The network of border crossing facilities will be designed to handle current and projected cross-border traffic, with capacity for approximately 5,000 trucks daily across the system. The integrated logistics zones will provide services for an estimated 3,000 companies engaged in cross-border trade.

Key Stakeholders

Project Sponsor

Arab Maghreb Union Secretariat with national implementation units in member countries

Key Parties

Arab Maghreb Union Secretariat, Customs Authorities of member countries, Transport Ministries, Border Management Agencies, Regional Economic Communities

Investors

African Development Bank, Islamic Development Bank, World Bank, European Investment Bank, Arab Fund for Economic and Social Development

Contractors & Operators

To be determined through international competitive bidding for infrastructure components and PPP tenders for commercial operations

Risk Assessment

General Risk Assessment

Key risks include: political factors affecting cross-border cooperation; coordination challenges among multiple agencies; security considerations in certain border regions; potential traffic fluctuations affecting commercial viability of logistics components; and technology integration across different national systems. Risk mitigation strategies include phased implementation, comprehensive stakeholder engagement, and robust governance frameworks.

Regulatory Risks

Requires harmonization of customs procedures, documentation requirements, and border control protocols across four countries with different systems. Regulatory issues include standardization of electronic documentation, mutual recognition of inspections and certifications, coordinated border management frameworks, and data sharing agreements.

Impact Assessment

Environmental Impact

The project will require Environmental and Social Impact Assessments for each border crossing complex. Key environmental considerations include waste management at border facilities, water resource management in often water-scarce border regions, energy efficiency through renewable sources, and potential habitat impacts in sensitive border areas.

Social Impact

The border facilities are expected to generate approximately 3,500 direct jobs during construction and 2,000 permanent jobs during operation across all locations.

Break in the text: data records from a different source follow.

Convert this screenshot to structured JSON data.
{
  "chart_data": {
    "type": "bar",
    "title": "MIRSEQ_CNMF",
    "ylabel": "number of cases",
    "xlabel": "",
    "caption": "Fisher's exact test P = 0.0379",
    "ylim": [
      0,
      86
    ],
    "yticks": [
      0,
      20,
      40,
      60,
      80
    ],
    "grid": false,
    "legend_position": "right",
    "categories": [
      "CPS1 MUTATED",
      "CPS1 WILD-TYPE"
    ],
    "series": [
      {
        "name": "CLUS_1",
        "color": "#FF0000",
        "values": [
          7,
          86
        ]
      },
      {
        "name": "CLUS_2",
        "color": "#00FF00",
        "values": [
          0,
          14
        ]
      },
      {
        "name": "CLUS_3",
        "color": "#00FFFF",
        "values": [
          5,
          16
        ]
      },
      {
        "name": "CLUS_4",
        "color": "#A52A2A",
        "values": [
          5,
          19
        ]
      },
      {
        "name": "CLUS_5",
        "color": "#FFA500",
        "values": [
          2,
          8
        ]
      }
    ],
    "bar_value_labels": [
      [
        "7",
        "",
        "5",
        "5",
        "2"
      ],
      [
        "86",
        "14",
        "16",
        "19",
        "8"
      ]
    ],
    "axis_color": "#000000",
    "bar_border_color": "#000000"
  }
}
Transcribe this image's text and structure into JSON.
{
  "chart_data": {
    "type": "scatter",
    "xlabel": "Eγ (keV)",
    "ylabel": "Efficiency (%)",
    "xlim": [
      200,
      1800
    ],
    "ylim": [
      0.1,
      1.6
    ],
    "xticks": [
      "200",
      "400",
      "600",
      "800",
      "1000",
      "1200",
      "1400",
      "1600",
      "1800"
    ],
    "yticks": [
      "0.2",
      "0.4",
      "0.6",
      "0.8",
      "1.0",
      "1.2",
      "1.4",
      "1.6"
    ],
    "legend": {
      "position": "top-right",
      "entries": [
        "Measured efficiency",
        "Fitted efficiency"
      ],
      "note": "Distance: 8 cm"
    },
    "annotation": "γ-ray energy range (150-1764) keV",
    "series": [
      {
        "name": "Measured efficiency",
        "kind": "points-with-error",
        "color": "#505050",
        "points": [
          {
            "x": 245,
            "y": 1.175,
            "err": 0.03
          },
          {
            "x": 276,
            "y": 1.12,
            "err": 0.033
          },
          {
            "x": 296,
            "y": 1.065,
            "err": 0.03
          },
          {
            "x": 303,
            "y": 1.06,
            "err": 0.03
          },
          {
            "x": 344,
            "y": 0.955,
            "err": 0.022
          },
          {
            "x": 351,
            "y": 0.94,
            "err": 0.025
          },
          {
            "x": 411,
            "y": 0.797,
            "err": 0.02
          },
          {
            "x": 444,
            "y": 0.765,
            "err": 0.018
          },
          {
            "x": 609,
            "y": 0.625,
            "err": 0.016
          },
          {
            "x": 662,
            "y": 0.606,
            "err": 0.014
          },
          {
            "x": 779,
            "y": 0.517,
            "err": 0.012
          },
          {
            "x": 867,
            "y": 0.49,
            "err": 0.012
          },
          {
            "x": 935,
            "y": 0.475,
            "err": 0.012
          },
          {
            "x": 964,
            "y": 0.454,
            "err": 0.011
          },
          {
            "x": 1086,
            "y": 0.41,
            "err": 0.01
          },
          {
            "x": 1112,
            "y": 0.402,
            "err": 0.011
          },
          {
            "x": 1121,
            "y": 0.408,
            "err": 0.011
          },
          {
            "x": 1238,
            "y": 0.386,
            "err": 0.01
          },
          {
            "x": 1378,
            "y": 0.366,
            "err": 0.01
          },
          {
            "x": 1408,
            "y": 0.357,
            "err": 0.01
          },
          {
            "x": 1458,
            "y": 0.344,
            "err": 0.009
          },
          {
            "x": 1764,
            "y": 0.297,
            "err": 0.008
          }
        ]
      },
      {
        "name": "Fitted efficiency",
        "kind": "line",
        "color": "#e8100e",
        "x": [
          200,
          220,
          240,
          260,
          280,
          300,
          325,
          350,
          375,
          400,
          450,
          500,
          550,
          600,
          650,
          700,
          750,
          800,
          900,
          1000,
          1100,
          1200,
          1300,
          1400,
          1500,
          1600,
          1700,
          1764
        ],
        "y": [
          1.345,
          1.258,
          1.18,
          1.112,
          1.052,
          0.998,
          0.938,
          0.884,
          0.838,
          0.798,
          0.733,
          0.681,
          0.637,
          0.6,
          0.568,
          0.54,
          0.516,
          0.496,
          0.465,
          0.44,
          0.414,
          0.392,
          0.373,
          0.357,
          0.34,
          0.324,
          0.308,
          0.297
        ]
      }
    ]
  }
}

Socioeconomic benefits include reduced costs for cross-border traders (particularly benefiting SMEs with limited resources to navigate complex procedures), enhanced economic opportunities in traditionally marginalized border regions, formalization of informal cross-border trade (particularly important for women traders), and improved security and conditions for travelers.

Investment Opportunities

Private Sector Opportunities

Significant opportunities exist for private sector participation in: logistics zone development and operations; warehousing and distribution facilities; cold chain infrastructure; freight forwarding services; customs brokerage; equipment supply and maintenance; technology systems for trade facilitation; and commercial services (banking, insurance, accommodation) within border zones.

Next Steps & Agreements

Next Steps

Complete comprehensive feasibility studies; secure financing commitments; advance procedural harmonization through regional working groups; develop PPP frameworks for commercial components; initiate detailed designs for priority border crossings; establish regional coordination mechanism for implementation

Offtake Agreements

Service level agreements will establish performance standards for both public border agencies and private operators in logistics zones. Concession agreements for private components will include maintenance requirements, service standards, and performance metrics with appropriate incentive structures.